Saving money on materials is possible, though too much cost cutting here can get you into trouble. In fact, there are materials that despite the high price tag should be sought out because of their superior quality and value. Going cheap in these areas can cause you to have to go back and spend more money and time buying the same thing twice just to do patchwork.

In this article we’ll identify some of those materials and find out what’s worth spending some extra money on when you’re remodeling a room.

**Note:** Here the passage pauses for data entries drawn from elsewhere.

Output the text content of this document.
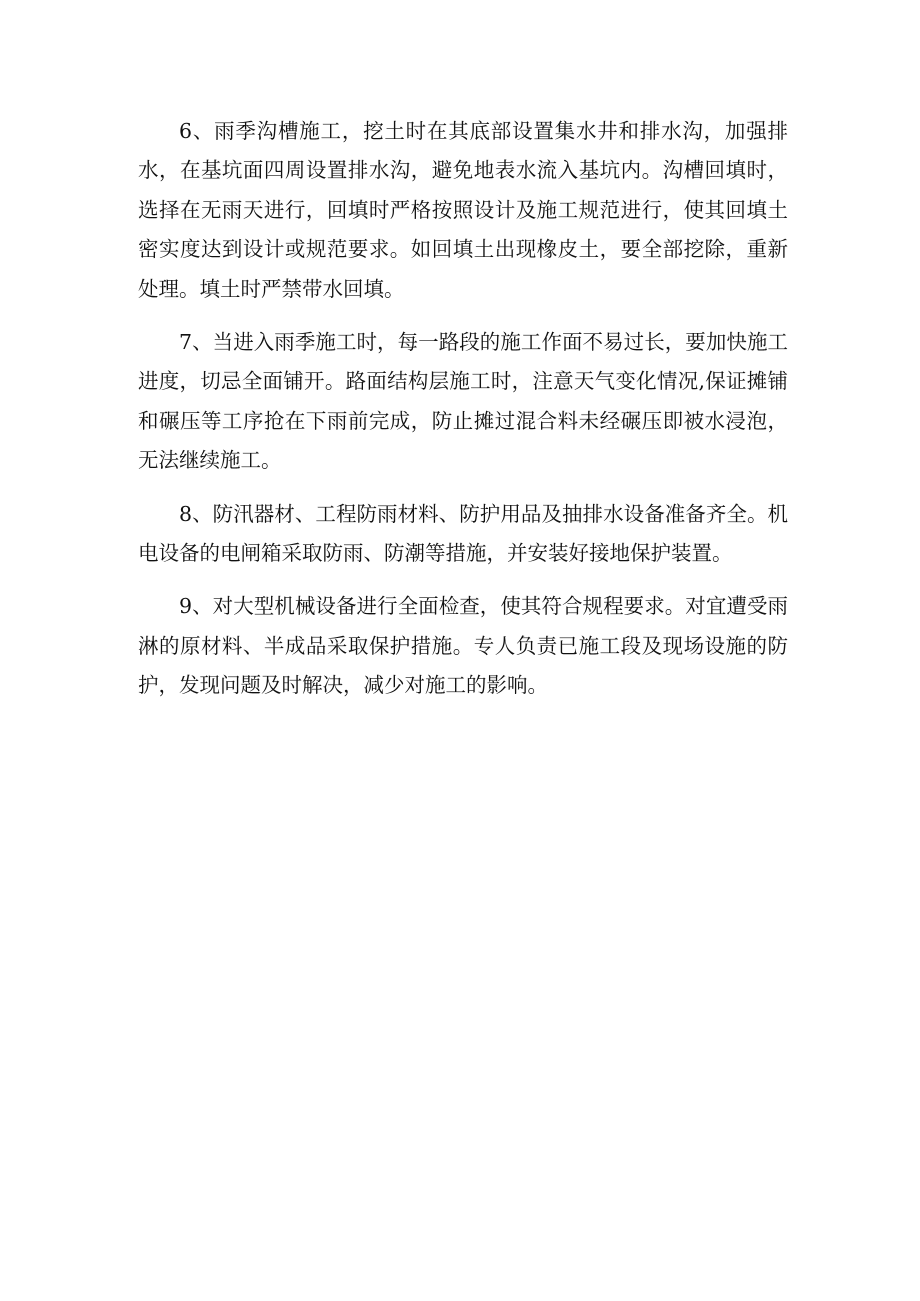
6、雨季沟槽施工，挖土时在其底部设置集水井和排水沟，加强排水，在基坑面四周设置排水沟，避免地表水流入基坑内。沟槽回填时，选择在无雨天进行，回填时严格按照设计及施工规范进行，使其回填土密实度达到设计或规范要求。如回填土出现橡皮土，要全部挖除，重新处理。填土时严禁带水回填。

7、当进入雨季施工时，每一路段的施工作面不易过长，要加快施工进度，切忌全面铺开。路面结构层施工时，注意天气变化情况,保证摊铺和碾压等工序抢在下雨前完成，防止摊过混合料未经碾压即被水浸泡，无法继续施工。

8、防汛器材、工程防雨材料、防护用品及抽排水设备准备齐全。机电设备的电闸箱采取防雨、防潮等措施，并安装好接地保护装置。

9、对大型机械设备进行全面检查，使其符合规程要求。对宜遭受雨淋的原材料、半成品采取保护措施。专人负责已施工段及现场设施的防护，发现问题及时解决，减少对施工的影响。
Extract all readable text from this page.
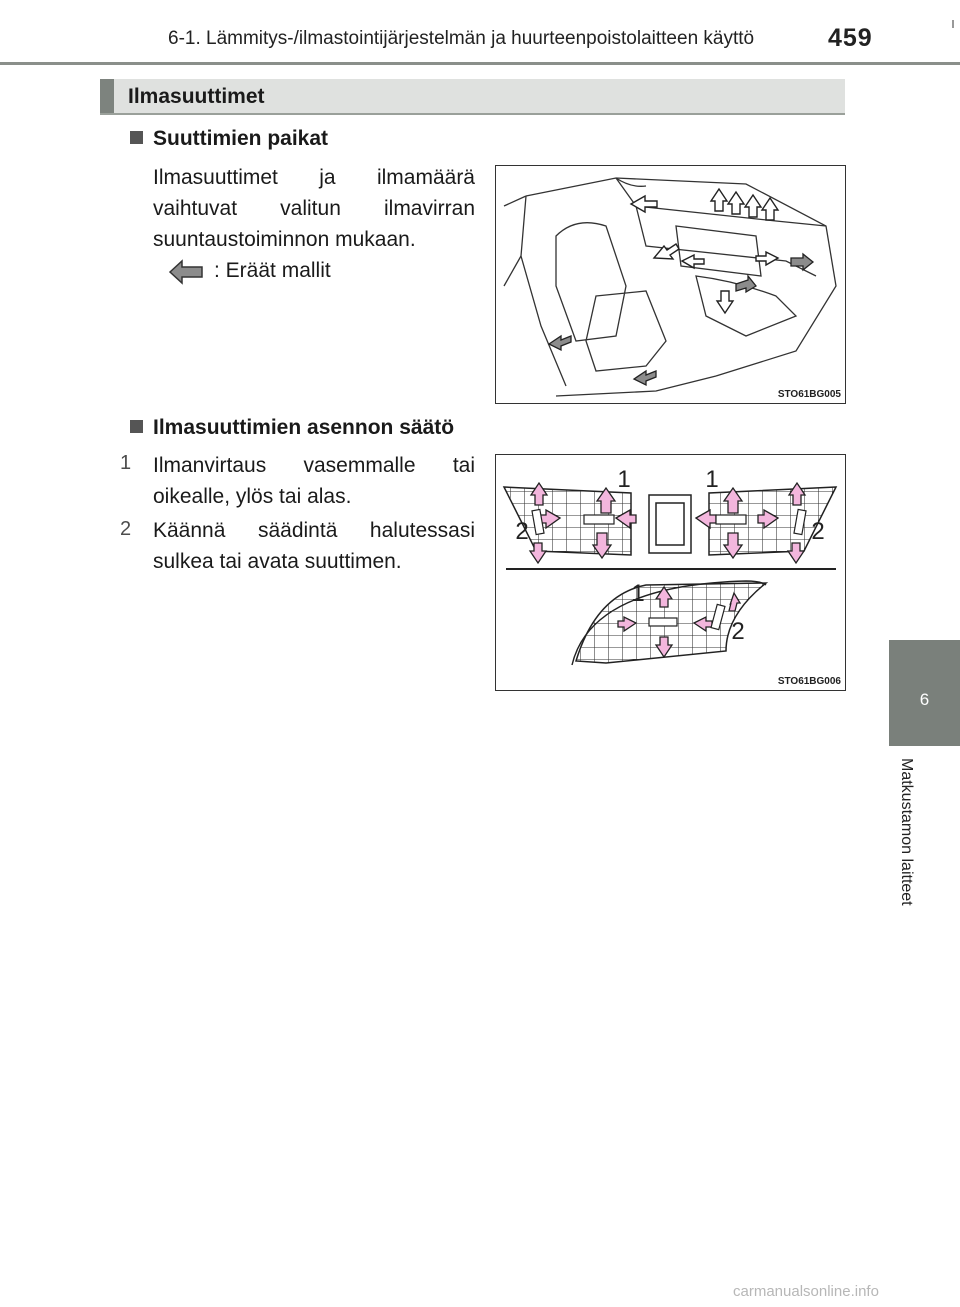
6-1. Lämmitys-/ilmastointijärjestelmän ja huurteenpoistolaitteen käyttö	459
Ilmasuuttimet
Suuttimien paikat
Ilmasuuttimet ja ilmamäärä vaihtuvat valitun ilmavirran suuntaustoiminnon mukaan.
: Eräät mallit
STO61BG005
Ilmasuuttimien asennon säätö
1	Ilmanvirtaus vasemmalle tai oikealle, ylös tai alas.
2	Käännä säädintä halutessasi sulkea tai avata suuttimen.
1	1
2	2
1
2
STO61BG006
6
Matkustamon laitteet
carmanualsonline.info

Buying cheap paint is a move that you will live to regret. The cheaper the paint, the more likely it is to scratch and leave marks that will need painted over. Less expensive brands of paint can also require more coats and do a poor job of covering up inconsistencies in the drywall or from previous paintjobs. Spending the extra money for Valspar or Behr paint is well worth it, as these often come with primer mixed in and seldom require more than two coats.


Blinds do not usually make a room, but they can break them under the right circumstances. A cheap set of blinds can cause you problems on several fronts. First, they tend to crack and break quickly and are prone to mechanical errors. Second, they detract from the overall quality of the room’s décor. Even though you will spend a lot more, getting a high quality set of blinds is worth the extra coin to avoid some of these problems.

Wood Flooring

There are plenty of economy options when it comes to wood flooring, though the difficulty and time involved in installing any kind of wood floor means you need to get something that is going to last you a long time. Wood floors are prone to cracking and can develop inconsistencies over time as a result of foot traffic, moisture and general where are tear. Higher quality wood can help stave this off and give your floor a much longer shelf life than if you opt for a cheaper wood or laminate option.

Painted or Textured Ceiling

In this case, I’m not referring to the materials involved as much as the labor. This is one area where you should consider hiring a professional as opposed to taking it on yourself. A textured or even just a simple painted ceiling can be hard to do right, and if you make a mistake it will affect the outcome of the entire project. Most professionals who do ceiling textures and painting can get the job done in a matter of a few hours or less depending on the size of the room. For the average DIYer, this would take a lot longer. Save yourself the time and invest in someone to take care of this step for you.


The placement and quality of lighting in a room is crucial to the overall outcome. You will need to plan ahead and try your best to figure out what will work for your situation. Once you do, do not be afraid to spend a little extra for a higher quality light, especially if you’re installing recess lighting or anything mounted to the wall or ceiling. Unlike a lamp, you cannot change those out at the drop of a hat, so make sure you are happy with what you install and that it will do an adequate job of lighting the room.